CHIPS Act Allows Manufacturers To Resume Business In China In 10 Years

(FreedomBeacon.com)- The CHIPS Act of 2022, which was passed in late July and signed into law in early August, will permit chip manufacturers who receive taxpayer subsidies to resume doing business with foreign countries including China after a ten-year waiting period.

According to guidelines released last week by the Department of Commerce, any chip manufacturer that receives federal subsidies will only be barred from “engaging in significant transactions” in China and other “countries of concern” for ten years. After that, it’s business as usual.

The primary purpose of the $280 billion CHIPS Act was to boost the domestic manufacturing of semiconductors by offering federal subsidies as a way to reduce US reliance on foreign manufacturers like China or Taiwan.

But what’s the point of dolling out taxpayer money to boost domestic production only to permit those same companies to return to depending on foreign manufacturers ten years later?

In a White House briefing last Tuesday, Commerce Secretary Gina Raimondo also explained that companies receiving subsidies will still be allowed to expand “known factories in China to serve the Chinese market.”

In other words, American taxpayers will foot the bill for American companies to expand in the Chinese market.

The toothless language was added to the CHIPS Act after chip giant Intel lobbied Congress to remove the restrictions on investing in China for companies receiving federal subsidies.
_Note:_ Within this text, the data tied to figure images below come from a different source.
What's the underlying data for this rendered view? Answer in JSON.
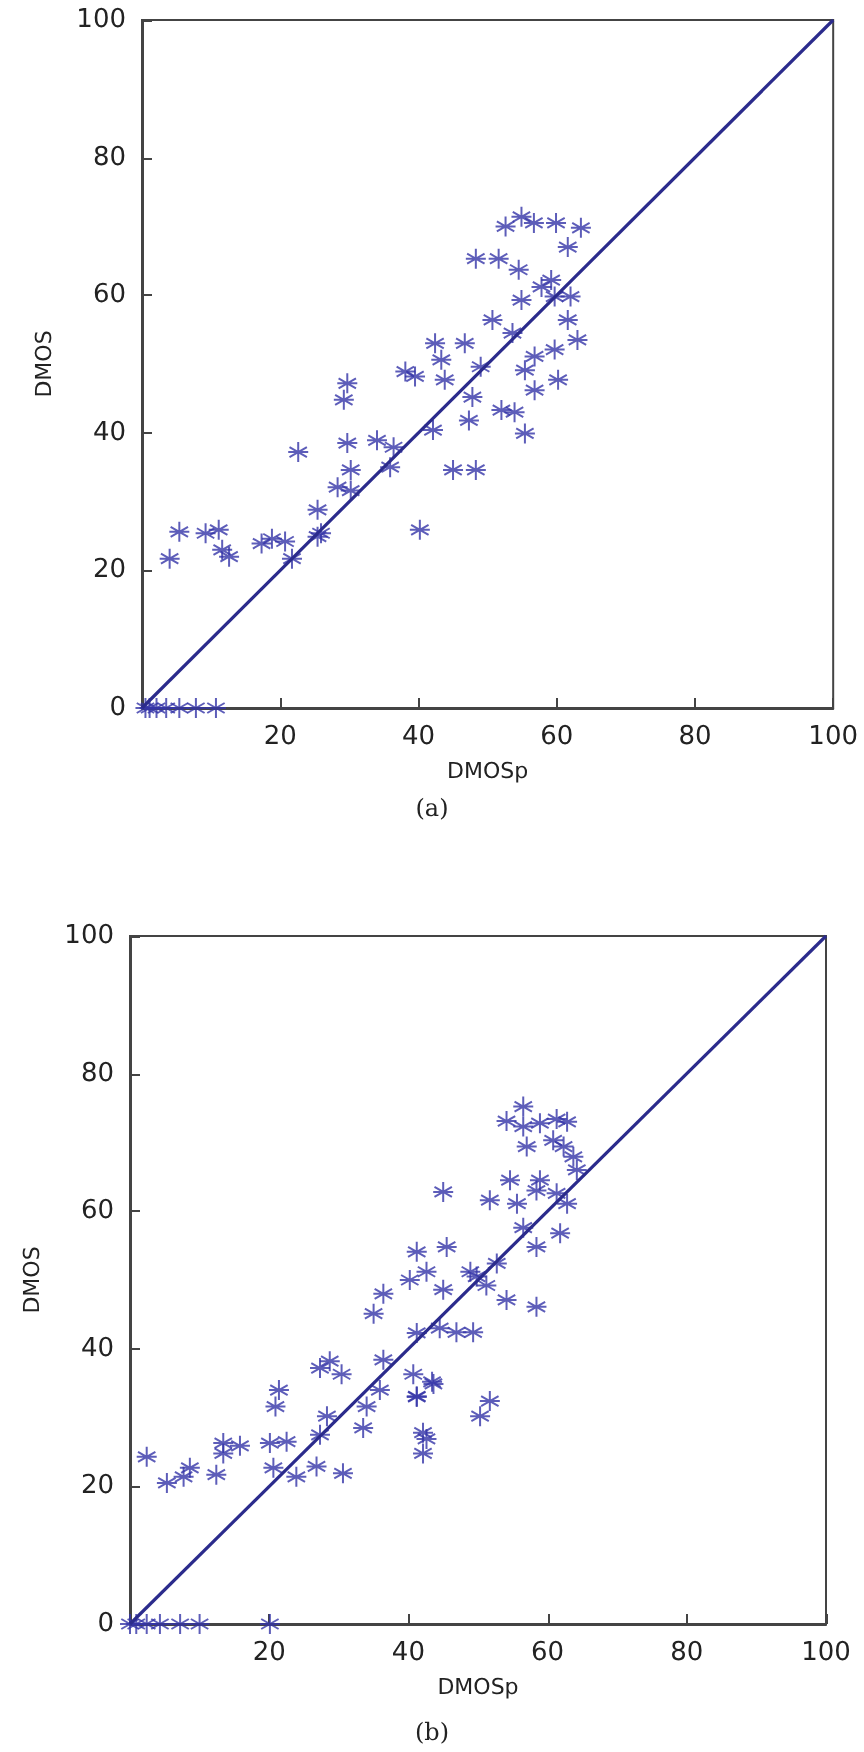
{
  "chart_data": [
    {
      "type": "scatter",
      "xlabel": "DMOSp",
      "ylabel": "DMOS",
      "annotations": [
        "(a)"
      ],
      "xlim": [
        0,
        100
      ],
      "ylim": [
        0,
        100
      ],
      "xticks": [
        {
          "value": 0,
          "label": null
        },
        20,
        40,
        60,
        80,
        100
      ],
      "yticks": [
        0,
        20,
        40,
        60,
        80,
        100
      ],
      "marker": "cross",
      "series": [
        {
          "color": "#3535a8",
          "x": [
            54.9,
            56.7,
            52.6,
            59.9,
            63.5,
            61.6,
            48.3,
            51.6,
            54.5,
            57.8,
            59.2,
            59.7,
            62,
            54.9,
            50.7,
            61.6,
            53.6,
            63,
            59.7,
            56.8,
            42.4,
            46.7,
            43.3,
            49,
            38.1,
            39.5,
            43.8,
            55.4,
            60.2,
            56.8,
            47.8,
            42.1,
            47.3,
            52,
            53.9,
            55.4,
            29.7,
            29.2,
            29.7,
            22.6,
            34,
            36.4,
            35.9,
            30.2,
            28.3,
            30.2,
            25.4,
            25.9,
            40.2,
            45,
            48.3,
            5.4,
            9.2,
            11.1,
            11.6,
            12.6,
            4,
            17.3,
            18.8,
            20.7,
            25.4,
            21.7,
            0.5,
            1.1,
            2.1,
            3.5,
            5.4,
            7.8,
            10.7
          ],
          "values": [
            71.4,
            70.5,
            70,
            70.5,
            69.8,
            67,
            65.3,
            65.3,
            63.7,
            61.2,
            62.2,
            59.8,
            59.8,
            59.3,
            56.4,
            56.4,
            54.5,
            53.5,
            52.1,
            51.1,
            53,
            53,
            50.6,
            49.6,
            48.9,
            48.2,
            47.7,
            49.1,
            47.7,
            46.2,
            45.2,
            40.4,
            41.8,
            43.3,
            43,
            39.9,
            47.2,
            44.8,
            38.5,
            37.2,
            38.9,
            37.9,
            35,
            34.6,
            32.1,
            31.6,
            28.8,
            25.4,
            25.9,
            34.6,
            34.6,
            25.6,
            25.4,
            25.9,
            23,
            22,
            21.7,
            23.9,
            24.6,
            24.2,
            24.9,
            21.7,
            0,
            0,
            0,
            0,
            0,
            0,
            0
          ]
        },
        {
          "type": "line",
          "color": "#2b2b8c",
          "x": [
            0,
            100
          ],
          "values": [
            0,
            100
          ],
          "marker": "none",
          "line_style": "solid"
        }
      ]
    },
    {
      "type": "scatter",
      "xlabel": "DMOSp",
      "ylabel": "DMOS",
      "annotations": [
        "(b)"
      ],
      "xlim": [
        0,
        100
      ],
      "ylim": [
        0,
        100
      ],
      "xticks": [
        {
          "value": 0,
          "label": null
        },
        20,
        40,
        60,
        80,
        100
      ],
      "yticks": [
        0,
        20,
        40,
        60,
        80,
        100
      ],
      "marker": "cross",
      "series": [
        {
          "color": "#3535a8",
          "x": [
            56.5,
            54.1,
            56.5,
            58.9,
            61.3,
            62.8,
            57,
            60.8,
            62.3,
            63.7,
            64.2,
            54.6,
            58.9,
            58.4,
            61.3,
            45,
            51.7,
            55.6,
            62.8,
            56.5,
            61.8,
            58.4,
            41.2,
            45.5,
            42.6,
            40.2,
            48.9,
            52.7,
            45,
            49.8,
            51.2,
            54.1,
            58.4,
            36.4,
            35,
            41.2,
            44.5,
            46.9,
            49.3,
            36.4,
            27.3,
            28.7,
            30.4,
            40.7,
            43.4,
            35.9,
            41.2,
            21.4,
            20.9,
            34,
            28.3,
            51.7,
            50.3,
            33.5,
            42.1,
            2.4,
            5.3,
            7.7,
            8.6,
            12.4,
            13.4,
            13.4,
            15.8,
            20.1,
            22.5,
            20.6,
            23.9,
            26.8,
            30.6,
            27.3,
            42.1,
            42.6,
            41.2,
            43.6,
            0,
            0.9,
            2.4,
            4.3,
            7.2,
            10,
            20.1
          ],
          "values": [
            75.2,
            73.1,
            72.3,
            72.8,
            73.4,
            73,
            69.4,
            70.3,
            69.4,
            67.9,
            66,
            64.5,
            64.5,
            63,
            62.6,
            62.8,
            61.6,
            61.1,
            61.1,
            57.6,
            56.8,
            54.8,
            54.1,
            54.8,
            51.2,
            50,
            51.2,
            52.4,
            48.6,
            50.5,
            49.2,
            47.1,
            46.1,
            48,
            45.1,
            42.3,
            43,
            42.4,
            42.4,
            38.4,
            37.2,
            38.2,
            36.3,
            36.3,
            35.2,
            34,
            33.1,
            34,
            31.6,
            31.6,
            30.2,
            32.4,
            30.2,
            28.5,
            27.8,
            24.3,
            20.5,
            21.4,
            22.7,
            21.7,
            26.3,
            24.8,
            25.9,
            26.3,
            26.5,
            22.7,
            21.4,
            22.9,
            21.9,
            27.5,
            24.8,
            26.9,
            33,
            34.9,
            0,
            0,
            0,
            0,
            0,
            0,
            0
          ]
        },
        {
          "type": "line",
          "color": "#2b2b8c",
          "x": [
            0,
            100
          ],
          "values": [
            0,
            100
          ],
          "marker": "none",
          "line_style": "solid"
        }
      ]
    }
  ]
}
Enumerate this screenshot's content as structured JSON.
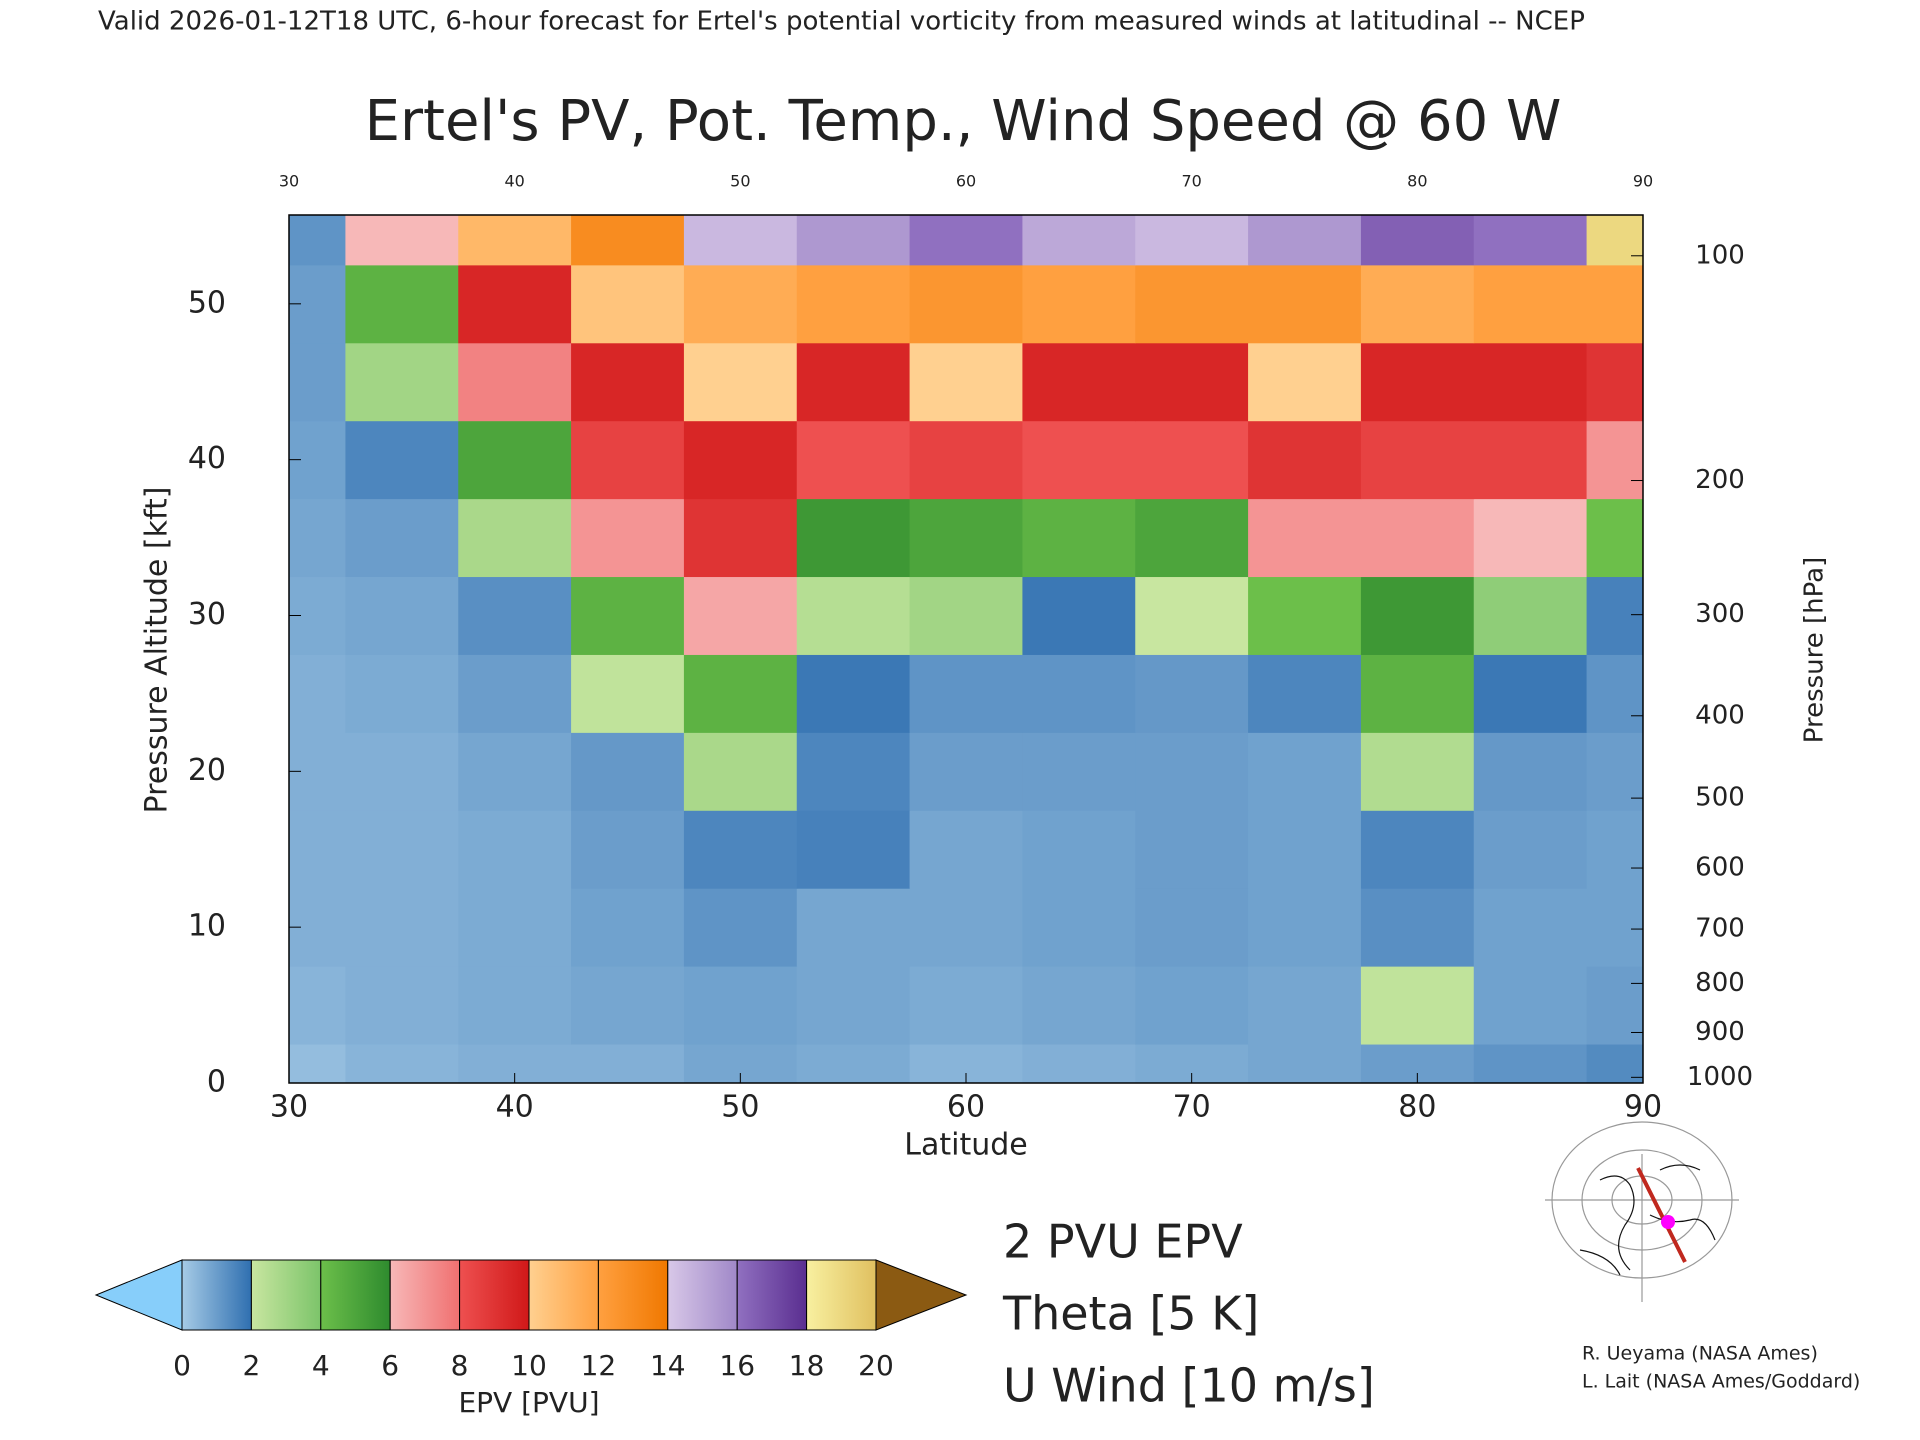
{
  "chart_data": {
    "type": "heatmap",
    "suptitle": "Valid 2026-01-12T18 UTC, 6-hour forecast for Ertel's potential vorticity from measured winds at latitudinal -- NCEP",
    "title": "Ertel's PV, Pot. Temp., Wind Speed @ 60 W",
    "x_label": "Latitude",
    "y_label": "Pressure Altitude [kft]",
    "y2_label": "Pressure [hPa]",
    "x": [
      30,
      35,
      40,
      45,
      50,
      55,
      60,
      65,
      70,
      75,
      80,
      85,
      90
    ],
    "y": [
      0,
      5,
      10,
      15,
      20,
      25,
      30,
      35,
      40,
      45,
      50,
      55
    ],
    "values": [
      [
        0.3,
        0.5,
        0.6,
        0.6,
        0.8,
        0.7,
        0.5,
        0.6,
        0.7,
        0.8,
        1.0,
        1.2,
        1.4
      ],
      [
        0.5,
        0.6,
        0.7,
        0.8,
        0.9,
        0.8,
        0.7,
        0.8,
        0.9,
        0.8,
        2.2,
        0.9,
        1.0
      ],
      [
        0.6,
        0.6,
        0.7,
        0.9,
        1.2,
        0.8,
        0.8,
        0.9,
        1.0,
        0.9,
        1.3,
        0.9,
        0.9
      ],
      [
        0.6,
        0.6,
        0.7,
        1.0,
        1.5,
        1.6,
        0.8,
        0.9,
        1.0,
        0.9,
        1.5,
        1.0,
        0.9
      ],
      [
        0.6,
        0.6,
        0.8,
        1.1,
        2.8,
        1.5,
        1.0,
        1.0,
        1.0,
        0.9,
        2.6,
        1.1,
        1.0
      ],
      [
        0.6,
        0.7,
        1.0,
        2.2,
        4.5,
        1.8,
        1.2,
        1.2,
        1.1,
        1.5,
        4.5,
        1.8,
        1.2
      ],
      [
        0.7,
        0.8,
        1.3,
        4.5,
        6.5,
        2.5,
        3.0,
        1.8,
        2.0,
        4.0,
        5.5,
        3.5,
        1.6
      ],
      [
        0.8,
        1.0,
        2.8,
        7.0,
        9.0,
        5.5,
        5.0,
        4.5,
        5.0,
        7.0,
        7.0,
        6.0,
        4.0
      ],
      [
        0.9,
        1.5,
        5.0,
        8.5,
        9.5,
        8.0,
        8.5,
        8.0,
        8.0,
        9.0,
        8.5,
        8.5,
        7.0
      ],
      [
        1.0,
        3.0,
        7.5,
        9.5,
        10.0,
        9.5,
        10.0,
        9.5,
        9.5,
        10.0,
        9.5,
        9.5,
        9.0
      ],
      [
        1.0,
        4.5,
        9.5,
        10.5,
        11.5,
        12.0,
        12.5,
        12.0,
        12.5,
        12.5,
        11.5,
        12.0,
        12.0
      ],
      [
        1.2,
        6.0,
        11.0,
        13.0,
        14.5,
        15.5,
        16.0,
        15.0,
        14.5,
        15.5,
        16.5,
        16.0,
        19.0
      ]
    ],
    "xlim": [
      30,
      90
    ],
    "xticks": [
      30,
      40,
      50,
      60,
      70,
      80,
      90
    ],
    "ylim": [
      0,
      55.7
    ],
    "yticks": [
      0,
      10,
      20,
      30,
      40,
      50
    ],
    "y2ticks": [
      100,
      200,
      300,
      400,
      500,
      600,
      700,
      800,
      900,
      1000
    ],
    "y2scale": "pressure-altitude",
    "colorbar": {
      "label": "EPV [PVU]",
      "ticks": [
        0,
        2,
        4,
        6,
        8,
        10,
        12,
        14,
        16,
        18,
        20
      ],
      "colors": [
        [
          "#a6cbe6",
          "#2f6fb0"
        ],
        [
          "#c8e6a0",
          "#7cc46a"
        ],
        [
          "#6cbf4a",
          "#2e8b2e"
        ],
        [
          "#f7b8b8",
          "#f07070"
        ],
        [
          "#ee5050",
          "#d01818"
        ],
        [
          "#ffd090",
          "#ffa040"
        ],
        [
          "#ffa040",
          "#f07800"
        ],
        [
          "#d8c8e8",
          "#a088c8"
        ],
        [
          "#9070c0",
          "#5a2e90"
        ],
        [
          "#f8f0a0",
          "#e0c060"
        ]
      ],
      "under_color": "#87cefa",
      "over_color": "#8b5a12"
    },
    "legend": [
      {
        "label": "2 PVU EPV",
        "color": "#ff00ff"
      },
      {
        "label": "Theta [5 K]",
        "color": "#aaaaaa"
      },
      {
        "label": "U Wind [10 m/s]",
        "color": "#000000"
      }
    ],
    "credits": [
      "R. Ueyama (NASA Ames)",
      "L. Lait (NASA Ames/Goddard)"
    ]
  }
}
Ultimately, Congress agreed to make the ban temporary.

What’s more, the CHIPS subsidies will be disbursed using the Biden administration’s obsessive push for so-called “equity.”

According to the Commerce Department, the CHIPS program office will “prioritize” subsidy applicants who include proposals on increasing the participation of “economically disadvantaged individuals, minority-owned businesses, veteran-owned businesses, women-owned businesses, and rural businesses in the geographic area of each project.”